In patients with reactive/polymorphic PTLD, the IG-clonality status seemed to be of importance. Monoclonality resulted in an unfavorable outcome with a mortality rate of 33%, which is similar to that seen in the patients with monomorphic PTLD. However, a considerable number of deaths were caused by insufficient treatment. Five patients who died had not received R/R-chemo, probably as a result of inadequate risk assessment based on morphology, age and stage. In contrast, polyclonal reactive/polymorphic PTLD patients had a good outcome with modification of immunosuppression only (Figure 1A).

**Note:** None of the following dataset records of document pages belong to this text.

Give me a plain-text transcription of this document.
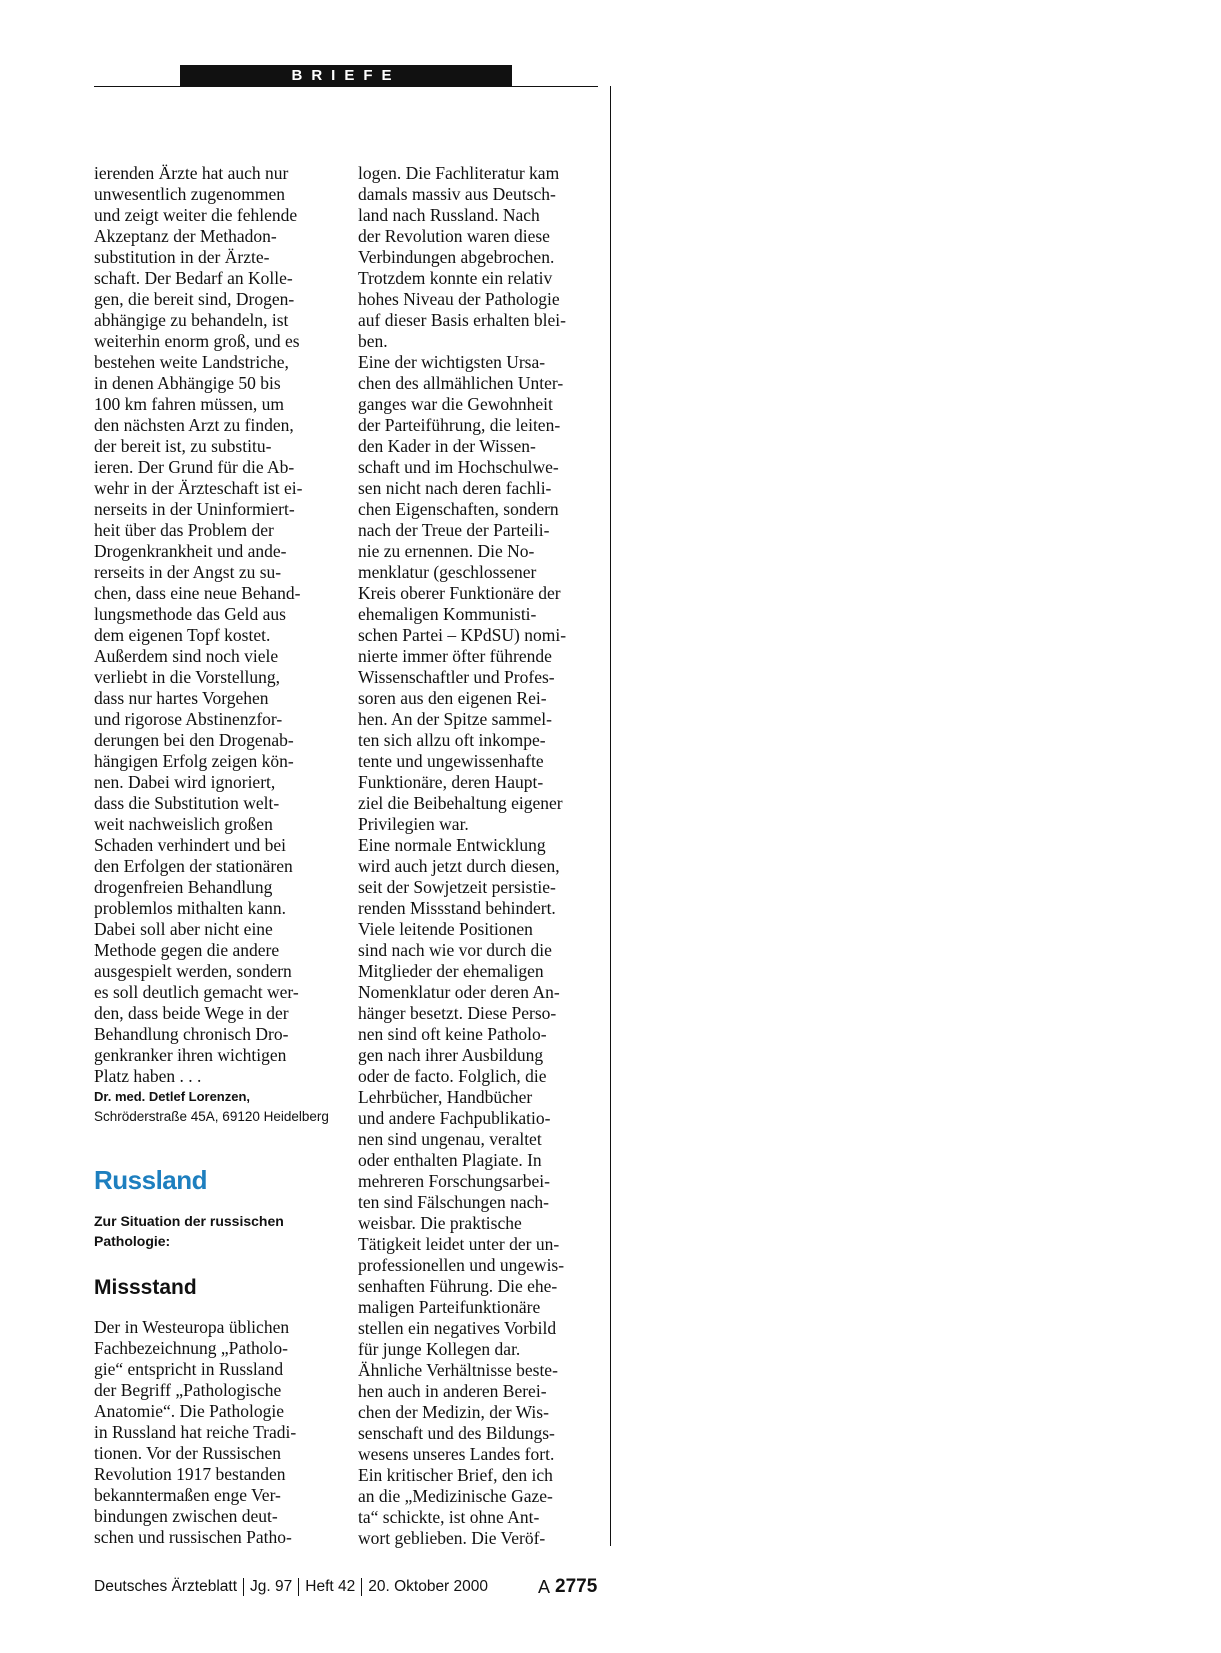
BRIEFE
ierenden Ärzte hat auch nur
unwesentlich zugenommen
und zeigt weiter die fehlende
Akzeptanz der Methadon-
substitution in der Ärzte-
schaft. Der Bedarf an Kolle-
gen, die bereit sind, Drogen-
abhängige zu behandeln, ist
weiterhin enorm groß, und es
bestehen weite Landstriche,
in denen Abhängige 50 bis
100 km fahren müssen, um
den nächsten Arzt zu finden,
der bereit ist, zu substitu-
ieren. Der Grund für die Ab-
wehr in der Ärzteschaft ist ei-
nerseits in der Uninformiert-
heit über das Problem der
Drogenkrankheit und ande-
rerseits in der Angst zu su-
chen, dass eine neue Behand-
lungsmethode das Geld aus
dem eigenen Topf kostet.
Außerdem sind noch viele
verliebt in die Vorstellung,
dass nur hartes Vorgehen
und rigorose Abstinenzfor-
derungen bei den Drogenab-
hängigen Erfolg zeigen kön-
nen. Dabei wird ignoriert,
dass die Substitution welt-
weit nachweislich großen
Schaden verhindert und bei
den Erfolgen der stationären
drogenfreien Behandlung
problemlos mithalten kann.
Dabei soll aber nicht eine
Methode gegen die andere
ausgespielt werden, sondern
es soll deutlich gemacht wer-
den, dass beide Wege in der
Behandlung chronisch Dro-
genkranker ihren wichtigen
Platz haben . . .
Dr. med. Detlef Lorenzen,
Schröderstraße 45A, 69120 Heidelberg
Russland
Zur Situation der russischen
Pathologie:
Missstand
Der in Westeuropa üblichen
Fachbezeichnung „Patholo-
gie“ entspricht in Russland
der Begriff „Pathologische
Anatomie“. Die Pathologie
in Russland hat reiche Tradi-
tionen. Vor der Russischen
Revolution 1917 bestanden
bekanntermaßen enge Ver-
bindungen zwischen deut-
schen und russischen Patho-
logen. Die Fachliteratur kam
damals massiv aus Deutsch-
land nach Russland. Nach
der Revolution waren diese
Verbindungen abgebrochen.
Trotzdem konnte ein relativ
hohes Niveau der Pathologie
auf dieser Basis erhalten blei-
ben.
Eine der wichtigsten Ursa-
chen des allmählichen Unter-
ganges war die Gewohnheit
der Parteiführung, die leiten-
den Kader in der Wissen-
schaft und im Hochschulwe-
sen nicht nach deren fachli-
chen Eigenschaften, sondern
nach der Treue der Parteili-
nie zu ernennen. Die No-
menklatur (geschlossener
Kreis oberer Funktionäre der
ehemaligen Kommunisti-
schen Partei – KPdSU) nomi-
nierte immer öfter führende
Wissenschaftler und Profes-
soren aus den eigenen Rei-
hen. An der Spitze sammel-
ten sich allzu oft inkompe-
tente und ungewissenhafte
Funktionäre, deren Haupt-
ziel die Beibehaltung eigener
Privilegien war.
Eine normale Entwicklung
wird auch jetzt durch diesen,
seit der Sowjetzeit persistie-
renden Missstand behindert.
Viele leitende Positionen
sind nach wie vor durch die
Mitglieder der ehemaligen
Nomenklatur oder deren An-
hänger besetzt. Diese Perso-
nen sind oft keine Patholo-
gen nach ihrer Ausbildung
oder de facto. Folglich, die
Lehrbücher, Handbücher
und andere Fachpublikatio-
nen sind ungenau, veraltet
oder enthalten Plagiate. In
mehreren Forschungsarbei-
ten sind Fälschungen nach-
weisbar. Die praktische
Tätigkeit leidet unter der un-
professionellen und ungewis-
senhaften Führung. Die ehe-
maligen Parteifunktionäre
stellen ein negatives Vorbild
für junge Kollegen dar.
Ähnliche Verhältnisse beste-
hen auch in anderen Berei-
chen der Medizin, der Wis-
senschaft und des Bildungs-
wesens unseres Landes fort.
Ein kritischer Brief, den ich
an die „Medizinische Gaze-
ta“ schickte, ist ohne Ant-
wort geblieben. Die Veröf-
Deutsches Ärzteblatt Jg. 97 Heft 42 20. Oktober 2000	A 2775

There were 24 patients with another iatrogenic immunodeficiency EBV-LPD, which involved 22 patients treated for inflammatory bowel disease, e.g. Crohn disease and ulcerative colitis. Extranodal disease involving the diseased colon itself was very common, 72% (16 of 22). Overall, EBV-LPD mortality was 8% (2 of 24). Ann Arbor staging seemed most predictive for outcome (Figure 1B). Stage I disease (n=16) was effectively cured by only modifying immunosuppressive therapy, sometimes complemented by surgical resection; the IG clonality status (44% monoclonal) was not relevant. More advanced stages, II-IV (n=8), which proved monoclonal in 75% of the cases, required treatment with rituximab (R) alone or combined with chemotherapy (R-chemo), but there was still a mortality rate of 25% (2 of 8) (Figure 1B). The 2 patients who had died both had monoclonal disease and succumbed despite use of R/R-chemo.

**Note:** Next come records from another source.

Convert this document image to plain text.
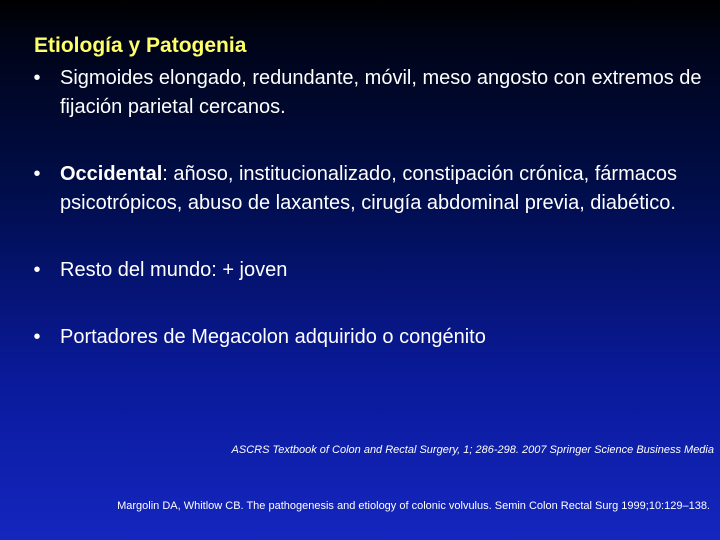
Etiología y Patogenia
• Sigmoides elongado, redundante, móvil, meso angosto con extremos de fijación parietal cercanos.
• Occidental: añoso, institucionalizado, constipación crónica, fármacos psicotrópicos, abuso de laxantes, cirugía abdominal previa, diabético.
• Resto del mundo: + joven
• Portadores de Megacolon adquirido o congénito
ASCRS Textbook of Colon and Rectal Surgery, 1; 286-298. 2007 Springer Science Business Media
Margolin DA, Whitlow CB. The pathogenesis and etiology of colonic volvulus. Semin Colon Rectal Surg 1999;10:129–138.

Our analysis shows that IG-clonality status might be useful in the risk stratification and therapeutic decision making in patients with EBV-LPD in the setting of PTLD. Monoclonal, monomorphic EBV-LPD in PTLD requires early aggressive intervention; polyclonal reactive EBV-LPD may be managed conservatively. In IBD patients with EBV-LPD, low disease stage is more predictive of survival, regardless of whether or not the disease is monoclonal. The fast and full recovery of immunity with reduction of immunosuppressants expected in these patients, who have no additional immunological deficits, seems sufficient to achieve a remission. This contrasts with the situation of PTLD after transplantation where more profound and prolonged immune deficits arise from pre-treatment and conditioning therapy, which precludes control of EBV-LPD by a functional immune system on cessation of immunosuppressants.1312 Reactive/polymorphic and polyclonal PTLD probably reflects an earlier phase of the disease where there might be more time for immune recovery to occur, and so, even in the setting of transplantation, additional therapy can be reserved for those failing modification of immunosuppressive therapy.
Our analysis has several limitations that are related to the retrospective nature of the study and the limited sample size. Nevertheless, our findings appeal for future multicenter prospective studies that incorporate IG-gene clonality testing in a risk stratified approach to PTLD.